А под Москвой, в Воскресенске (нынешней Истре), был возведен в XVII в. трудами патриарха Никона новый Храм Гроба Господня – Воскресенский собор Ново-Иерусалимского монастыря. Ничего подобного до сих пор не построено ни в одной христианской стране мира. В безбожное советское время на картах и в железнодорожных расписаниях фигурировала станция… Новый Иерусалим. Ново-Иерусалимского монастыря уже не было, а станция с таким названием – была! Едешь, бывало, на электричке по Рижской железной дороге мимо станций Гражданская, Красный балтиец, Ленинградская, а приезжаешь – в Новый Иерусалим! И видишь вдруг вдали золотой купол Воскресенского собора…
Он был пуст и полуразрушен еще с войны, но издали гляделся целым и невредимым. Не так ли и идея Москвы – Третьего Рима, Москвы – Нового Иерусалима, которой руководствовался патриарх Никон? Она была выхолощена и искажена большевиками-атеистами, но не погибла. Идея Третьего Рима трансформировалась в идею Третьего Интернационала, как писал Бердяев. Золотой купол превращенного в музей Ново-Иерусалимского монастыря сверкал над Истрой, в которой, по иронии судьбы, не было ни одного действующего православного храма. Теперь здесь снова монастырь.

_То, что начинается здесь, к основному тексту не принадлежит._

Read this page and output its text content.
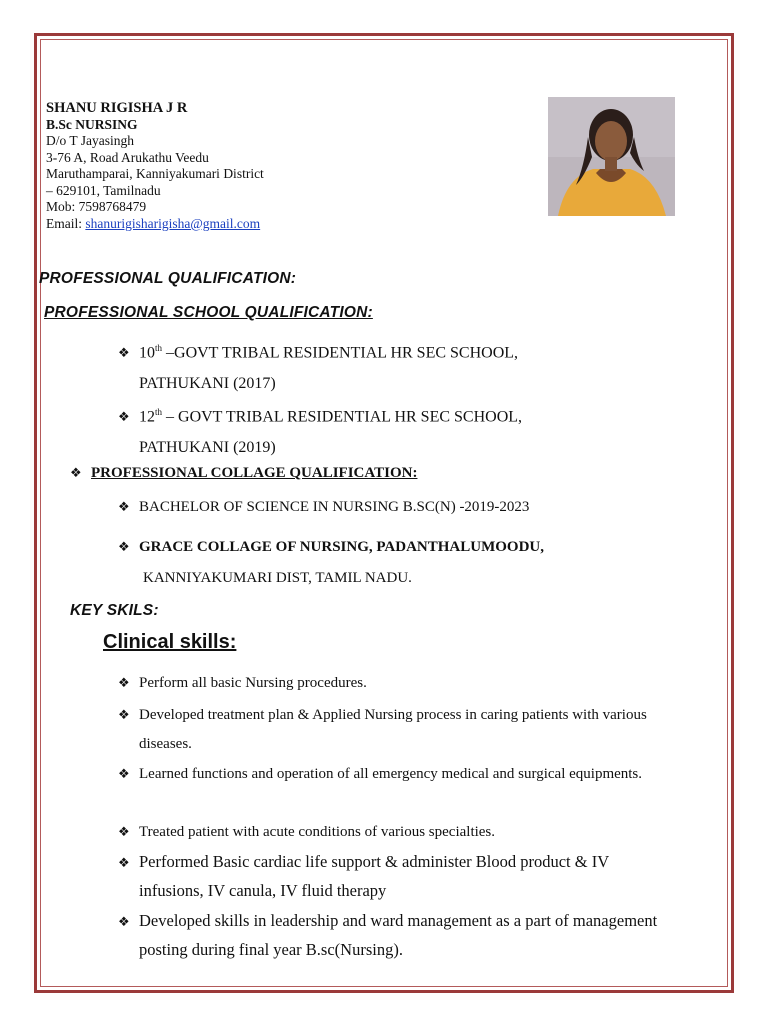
SHANU RIGISHA J R
B.Sc NURSING
D/o T Jayasingh
3-76 A, Road Arukathu Veedu
Maruthamparai, Kanniyakumari District
– 629101, Tamilnadu
Mob: 7598768479
Email: shanurigisharigisha@gmail.com
PROFESSIONAL QUALIFICATION:
PROFESSIONAL SCHOOL QUALIFICATION:
❖ 10th –GOVT TRIBAL RESIDENTIAL HR SEC SCHOOL,
PATHUKANI (2017)
❖ 12th – GOVT TRIBAL RESIDENTIAL HR SEC SCHOOL,
PATHUKANI (2019)
❖ PROFESSIONAL COLLAGE QUALIFICATION:
❖ BACHELOR OF SCIENCE IN NURSING B.SC(N) -2019-2023
❖ GRACE COLLAGE OF NURSING, PADANTHALUMOODU,
KANNIYAKUMARI DIST, TAMIL NADU.
KEY SKILS:
Clinical skills:
❖ Perform all basic Nursing procedures.
❖ Developed treatment plan & Applied Nursing process in caring patients with various diseases.
❖ Learned functions and operation of all emergency medical and surgical equipments.
❖ Treated patient with acute conditions of various specialties.
❖ Performed Basic cardiac life support & administer Blood product & IV infusions, IV canula, IV fluid therapy
❖ Developed skills in leadership and ward management as a part of management posting during final year B.sc(Nursing).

Коммунисты оказались бессильны изменить характер гения этой местности.
Церковь Благовещения в Павловской Слободе, о которой я писал, находится неподалеку от Ново-Иерусалимского монастыря. Её каменные стены возводились в ту же пору, что поднимался Ново-Иерусалимский Воскресенский собор. Храм Благовещения был (и есть) частью той же идеи, что двигала патриархом Никоном и царем Алексеем Михайловичем.

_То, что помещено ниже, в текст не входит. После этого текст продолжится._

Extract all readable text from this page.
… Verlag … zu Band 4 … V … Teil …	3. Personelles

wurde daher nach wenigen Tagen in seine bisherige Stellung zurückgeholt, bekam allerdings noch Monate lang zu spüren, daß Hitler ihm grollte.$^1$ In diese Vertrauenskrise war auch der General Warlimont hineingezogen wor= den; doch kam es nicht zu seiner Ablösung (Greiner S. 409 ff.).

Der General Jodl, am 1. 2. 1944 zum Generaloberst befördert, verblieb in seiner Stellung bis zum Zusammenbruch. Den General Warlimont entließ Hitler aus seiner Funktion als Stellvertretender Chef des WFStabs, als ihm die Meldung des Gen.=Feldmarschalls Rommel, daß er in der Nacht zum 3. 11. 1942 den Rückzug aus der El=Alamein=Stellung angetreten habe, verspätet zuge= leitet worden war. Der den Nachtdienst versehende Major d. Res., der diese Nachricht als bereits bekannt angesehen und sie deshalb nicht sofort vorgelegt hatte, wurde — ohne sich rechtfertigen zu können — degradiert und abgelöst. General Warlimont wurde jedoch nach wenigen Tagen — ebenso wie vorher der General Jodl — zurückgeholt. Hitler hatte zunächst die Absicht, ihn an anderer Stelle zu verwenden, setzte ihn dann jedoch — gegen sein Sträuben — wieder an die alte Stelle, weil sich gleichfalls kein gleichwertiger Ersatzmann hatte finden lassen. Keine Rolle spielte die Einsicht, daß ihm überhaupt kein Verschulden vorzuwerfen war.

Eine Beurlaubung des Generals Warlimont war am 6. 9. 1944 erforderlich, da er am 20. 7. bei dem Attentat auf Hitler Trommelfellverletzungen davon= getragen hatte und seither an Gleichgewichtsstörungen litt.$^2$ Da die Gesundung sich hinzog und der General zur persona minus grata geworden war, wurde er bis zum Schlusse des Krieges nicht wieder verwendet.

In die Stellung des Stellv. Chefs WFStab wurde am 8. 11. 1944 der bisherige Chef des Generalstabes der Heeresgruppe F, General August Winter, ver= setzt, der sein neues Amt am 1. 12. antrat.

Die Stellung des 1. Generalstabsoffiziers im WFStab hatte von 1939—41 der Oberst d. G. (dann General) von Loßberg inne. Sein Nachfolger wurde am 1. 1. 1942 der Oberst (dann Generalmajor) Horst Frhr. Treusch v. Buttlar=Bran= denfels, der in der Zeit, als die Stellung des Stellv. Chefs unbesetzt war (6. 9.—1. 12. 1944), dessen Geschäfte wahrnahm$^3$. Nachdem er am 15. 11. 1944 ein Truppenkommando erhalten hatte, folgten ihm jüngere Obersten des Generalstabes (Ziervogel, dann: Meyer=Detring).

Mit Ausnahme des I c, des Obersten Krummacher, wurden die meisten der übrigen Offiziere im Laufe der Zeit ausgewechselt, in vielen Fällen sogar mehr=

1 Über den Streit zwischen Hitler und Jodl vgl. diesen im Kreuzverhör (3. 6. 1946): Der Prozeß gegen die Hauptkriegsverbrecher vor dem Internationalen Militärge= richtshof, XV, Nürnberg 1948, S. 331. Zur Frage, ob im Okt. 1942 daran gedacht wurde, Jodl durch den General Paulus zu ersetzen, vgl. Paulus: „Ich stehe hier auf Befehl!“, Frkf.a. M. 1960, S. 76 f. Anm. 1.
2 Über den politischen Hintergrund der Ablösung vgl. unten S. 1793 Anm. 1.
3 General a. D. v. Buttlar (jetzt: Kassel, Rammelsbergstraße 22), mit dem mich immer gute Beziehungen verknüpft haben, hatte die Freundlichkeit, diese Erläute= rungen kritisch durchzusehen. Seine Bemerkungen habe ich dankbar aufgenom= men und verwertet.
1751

Хорошо помню облупленные, содранные до красного кирпича стены Благовещенской церкви, обезглавленные купола, в которых свили себе гнезда аисты, 20 лет назад: Но помню и свое удивление, когда один русский человек, приехавший из города Фрунзе, ныне Бишкека, глядя на обезображенный храм, на проступающие булыжники древней мостовой, сказал: «Как я вам завидую: у вас есть настоящая история, что-то исконное, прочное, древнее, а у нас – одна современность».
«Это – история?» – спросил я себя, проследив направление его взгляда. Я-то как раз стеснялся перед ним жалкого состояния древнего храма. И вдруг я увидел эти мощные, хотя и сплошь изъязвленные болячками жестокого времени стены его глазами – человека, не знавшего в жизни никакой истории, кроме современной, и сказал себе: «Да, это – история».

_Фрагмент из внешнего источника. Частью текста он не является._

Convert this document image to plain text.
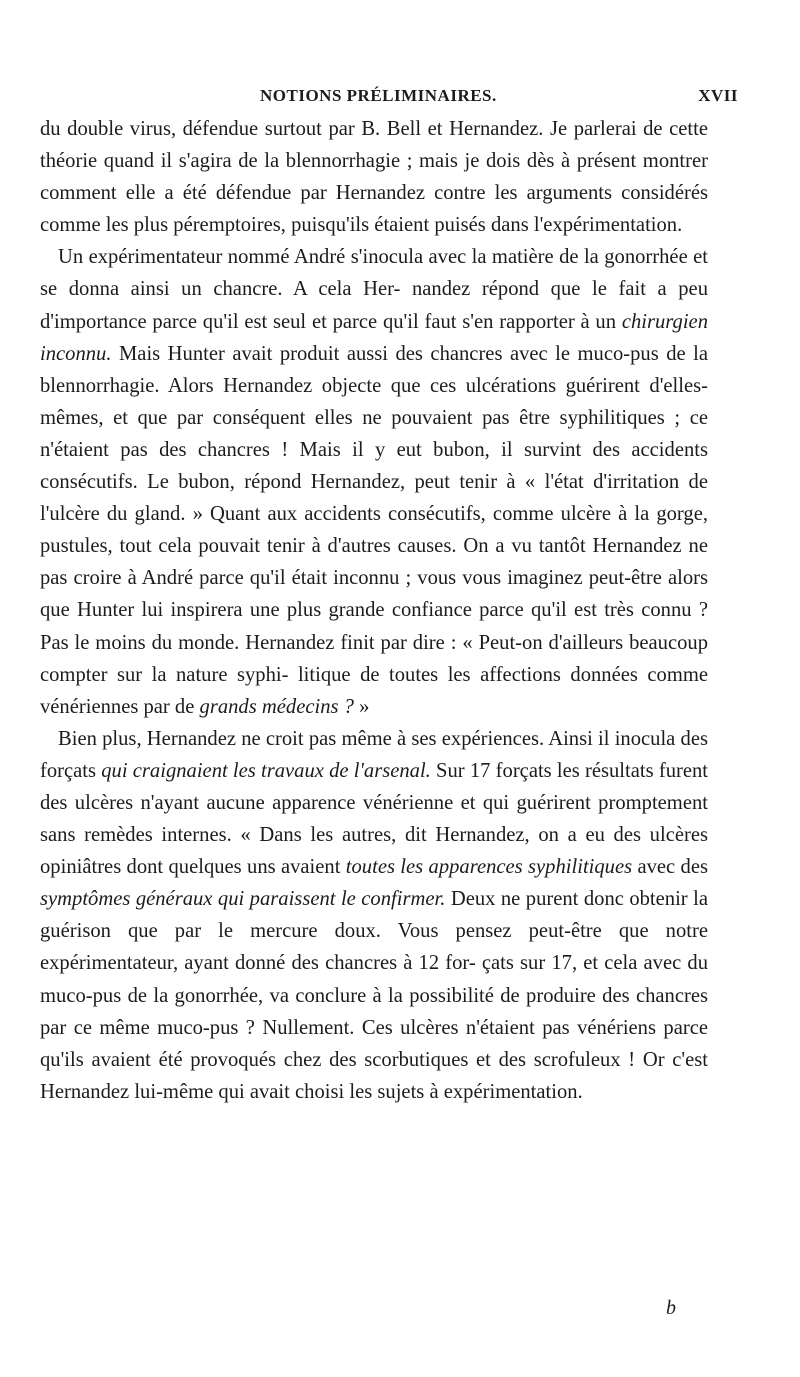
NOTIONS PRÉLIMINAIRES.	XVII

du double virus, défendue surtout par B. Bell et Hernandez. Je parlerai de cette théorie quand il s'agira de la blennorrhagie ; mais je dois dès à présent montrer comment elle a été défendue par Hernandez contre les arguments considérés comme les plus péremptoires, puisqu'ils étaient puisés dans l'expérimentation.

Un expérimentateur nommé André s'inocula avec la matière de la gonorrhée et se donna ainsi un chancre. A cela Her- nandez répond que le fait a peu d'importance parce qu'il est seul et parce qu'il faut s'en rapporter à un chirurgien inconnu. Mais Hunter avait produit aussi des chancres avec le muco-pus de la blennorrhagie. Alors Hernandez objecte que ces ulcérations guérirent d'elles-mêmes, et que par conséquent elles ne pouvaient pas être syphilitiques ; ce n'étaient pas des chancres ! Mais il y eut bubon, il survint des accidents consécutifs. Le bubon, répond Hernandez, peut tenir à « l'état d'irritation de l'ulcère du gland. » Quant aux accidents consécutifs, comme ulcère à la gorge, pustules, tout cela pouvait tenir à d'autres causes. On a vu tantôt Hernandez ne pas croire à André parce qu'il était inconnu ; vous vous imaginez peut-être alors que Hunter lui inspirera une plus grande confiance parce qu'il est très connu ? Pas le moins du monde. Hernandez finit par dire : « Peut-on d'ailleurs beaucoup compter sur la nature syphi- litique de toutes les affections données comme vénériennes par de grands médecins ? »

Bien plus, Hernandez ne croit pas même à ses expériences. Ainsi il inocula des forçats qui craignaient les travaux de l'arsenal. Sur 17 forçats les résultats furent des ulcères n'ayant aucune apparence vénérienne et qui guérirent promptement sans remèdes internes. « Dans les autres, dit Hernandez, on a eu des ulcères opiniâtres dont quelques uns avaient toutes les apparences syphilitiques avec des symptômes généraux qui paraissent le confirmer. Deux ne purent donc obtenir la guérison que par le mercure doux. Vous pensez peut-être que notre expérimentateur, ayant donné des chancres à 12 for- çats sur 17, et cela avec du muco-pus de la gonorrhée, va conclure à la possibilité de produire des chancres par ce même muco-pus ? Nullement. Ces ulcères n'étaient pas vénériens parce qu'ils avaient été provoqués chez des scorbutiques et des scrofuleux ! Or c'est Hernandez lui-même qui avait choisi les sujets à expérimentation.

b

Но, когда я писал книгу о Благовещенской церкви, то задавал себе вопрос: а с какого, собственно, времени начинать отсчет истории храма? Со дня его закладки? Тогда о закладке какого именно храма следует говорить: ведь в Павловской Слободе их было два – деревянный и каменный? Допустим, начать лучше с более древнего, то есть деревянного. Но что предшествовало закладке этого храма? Ведь это сделали жившие здесь люди, и сделали по вполне конкретной причине.
Ничто на Земле не возникает на пустом месте, у любого явления есть прошлое. Или мы о нем просто не знаем. А у самого древнего прошлого тоже, в свою очередь, есть прошлое, и так – до сотворения Господом мира. Помню, в начале 80-х годов прошлого века В.В. Кожинов удивлял всех, когда говорил, что у каждого русского человека имеется предок, который сражался на Куликовом поле. Но удивление быстро проходило, когда Кожинов объяснял: «За минувшие шестьсот лет количество русских возросло в шахматной прогрессии, примерно в сто пятьдесят раз. В Куликовской битве участвовали практически все молодые сильные люди Центральной Руси – около ста тысяч человек. Это именно то количество мужчин, необходимое для того, чтобы сегодня, через шестьсот лет, русских было 137 миллионов. У каждого участника сражения, который имел детей или родил их после битвы, было несколько тысяч потомков. Это как дерево с разветвленной кроной. Если сравнить современных русских с ветвями и листьями этого дерева, то не будет преувеличением утверждать, что каждого из них какой-то предок обязательно участвовал в Куликовской битве».